The network management area is clearly one that’s growing within AirMagnet.

We were founded in 2001 and when we first came out, wireless was still quite new, Williamson said. Our first product, AirMagnet Handheld Analyzer, was designed specifically for detecting rogue APs.

Then in 2002 the company launched what is still its most widely deployed product, AirMagnet Laptop Analyzer, and saw that it was increasingly used not only for security (i.e. keeping rogues out) but also for co-ordinated rollouts and ongoing management.

Even so, until relatively recently the main concern has been security, whereas now people are running large WLAN networks and need to manage them, Williamson said.

At least one WLAN security vendor, Bluesocket, has responded to this trend by moving into connectivity per se, repositioning its WLAN security gateway as a controller and launching its own APs.

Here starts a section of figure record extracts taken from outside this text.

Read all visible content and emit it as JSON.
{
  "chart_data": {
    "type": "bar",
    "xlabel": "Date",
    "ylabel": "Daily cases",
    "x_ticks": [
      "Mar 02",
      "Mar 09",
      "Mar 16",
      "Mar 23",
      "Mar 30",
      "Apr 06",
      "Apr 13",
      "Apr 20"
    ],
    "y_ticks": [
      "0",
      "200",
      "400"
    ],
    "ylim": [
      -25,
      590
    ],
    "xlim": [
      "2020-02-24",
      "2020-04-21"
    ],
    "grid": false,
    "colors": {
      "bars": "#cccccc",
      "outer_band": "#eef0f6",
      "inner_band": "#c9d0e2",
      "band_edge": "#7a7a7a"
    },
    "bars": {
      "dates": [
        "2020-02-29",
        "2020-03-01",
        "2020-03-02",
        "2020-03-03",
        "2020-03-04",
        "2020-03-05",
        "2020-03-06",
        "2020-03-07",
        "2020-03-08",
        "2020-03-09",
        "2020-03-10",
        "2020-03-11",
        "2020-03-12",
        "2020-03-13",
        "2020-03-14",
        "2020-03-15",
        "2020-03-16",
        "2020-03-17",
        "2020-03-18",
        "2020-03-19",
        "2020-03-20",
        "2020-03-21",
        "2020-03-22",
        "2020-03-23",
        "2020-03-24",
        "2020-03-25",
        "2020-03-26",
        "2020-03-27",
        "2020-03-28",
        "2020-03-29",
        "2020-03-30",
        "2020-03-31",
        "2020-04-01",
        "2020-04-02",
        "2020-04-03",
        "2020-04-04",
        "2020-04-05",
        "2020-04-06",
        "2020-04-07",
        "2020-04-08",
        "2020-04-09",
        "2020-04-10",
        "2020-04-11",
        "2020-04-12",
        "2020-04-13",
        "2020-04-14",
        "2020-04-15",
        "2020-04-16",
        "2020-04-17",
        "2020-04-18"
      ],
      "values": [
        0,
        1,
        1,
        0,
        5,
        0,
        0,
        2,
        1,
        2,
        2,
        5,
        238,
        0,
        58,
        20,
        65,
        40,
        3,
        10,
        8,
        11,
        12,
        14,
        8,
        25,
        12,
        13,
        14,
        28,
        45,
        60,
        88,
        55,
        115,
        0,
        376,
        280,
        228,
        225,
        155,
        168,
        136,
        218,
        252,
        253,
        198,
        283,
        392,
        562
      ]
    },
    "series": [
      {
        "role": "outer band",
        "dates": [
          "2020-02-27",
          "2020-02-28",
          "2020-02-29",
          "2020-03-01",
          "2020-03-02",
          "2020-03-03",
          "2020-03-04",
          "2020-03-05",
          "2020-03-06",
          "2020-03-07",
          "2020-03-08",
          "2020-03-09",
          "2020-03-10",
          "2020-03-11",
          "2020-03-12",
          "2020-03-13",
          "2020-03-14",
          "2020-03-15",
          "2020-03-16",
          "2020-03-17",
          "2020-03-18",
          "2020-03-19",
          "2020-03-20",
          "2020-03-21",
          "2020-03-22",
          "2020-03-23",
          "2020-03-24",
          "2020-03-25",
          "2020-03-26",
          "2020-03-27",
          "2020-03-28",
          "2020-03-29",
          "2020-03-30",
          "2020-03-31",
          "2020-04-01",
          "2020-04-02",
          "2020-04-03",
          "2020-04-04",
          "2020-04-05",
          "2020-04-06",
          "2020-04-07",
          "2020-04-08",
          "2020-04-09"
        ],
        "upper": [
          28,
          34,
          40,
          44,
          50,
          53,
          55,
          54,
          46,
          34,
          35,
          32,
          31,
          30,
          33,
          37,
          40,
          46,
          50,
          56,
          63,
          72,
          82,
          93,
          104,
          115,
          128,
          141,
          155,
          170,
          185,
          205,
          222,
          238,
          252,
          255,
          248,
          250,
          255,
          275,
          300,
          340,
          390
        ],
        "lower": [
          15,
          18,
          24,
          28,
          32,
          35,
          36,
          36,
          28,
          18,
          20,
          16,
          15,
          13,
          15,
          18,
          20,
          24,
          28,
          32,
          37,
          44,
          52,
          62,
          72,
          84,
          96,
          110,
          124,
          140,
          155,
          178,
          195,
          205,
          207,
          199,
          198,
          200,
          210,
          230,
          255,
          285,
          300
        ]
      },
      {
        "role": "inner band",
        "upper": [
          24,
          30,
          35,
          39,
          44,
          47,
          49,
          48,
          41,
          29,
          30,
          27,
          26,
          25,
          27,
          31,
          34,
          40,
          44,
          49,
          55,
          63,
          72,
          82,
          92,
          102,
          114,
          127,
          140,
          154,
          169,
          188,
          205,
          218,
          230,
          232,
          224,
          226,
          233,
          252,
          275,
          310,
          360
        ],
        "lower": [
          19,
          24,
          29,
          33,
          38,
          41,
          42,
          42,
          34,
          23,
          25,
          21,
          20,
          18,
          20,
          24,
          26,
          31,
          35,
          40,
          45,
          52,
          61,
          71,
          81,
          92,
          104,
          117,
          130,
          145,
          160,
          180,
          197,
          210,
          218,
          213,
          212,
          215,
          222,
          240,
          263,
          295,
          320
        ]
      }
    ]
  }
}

Meanwhile WLAN networking vendor Colubris has just unveiled an OEM deal with a smaller RF planning developer, AirTight, to offer that facility in its kit.

Even those WLAN security vendors, like AirMagnet and AirDefense, that haven’t followed Bluesocket’s example and moved into the networking side, nonetheless show signs of broadening their offering into network management.

And well they might. As WLAN becomes more widely deployed in enterprise, heavyweights like Cisco will want to offer security features in their own portfolio, essentially obviating the need for customers to have recourse to third-party dedicated security vendors.

One wonders, for instance, whether last year’s agreement between Cisco and AirDefense, whereby the latter’s sensor software can be blasted onto the former’s Aironet APs to turn them into dedicated security devices will be extended to Cisco’s new thin AP technology from its January 2005 Airespace acquisition.

It seems far more likely that the networking giant will move toward offering its own sensor technology, quite probably on only one radio of a dual- or triple-radio AP, enabling the other two to be devoted, one to VoIP and the other to data.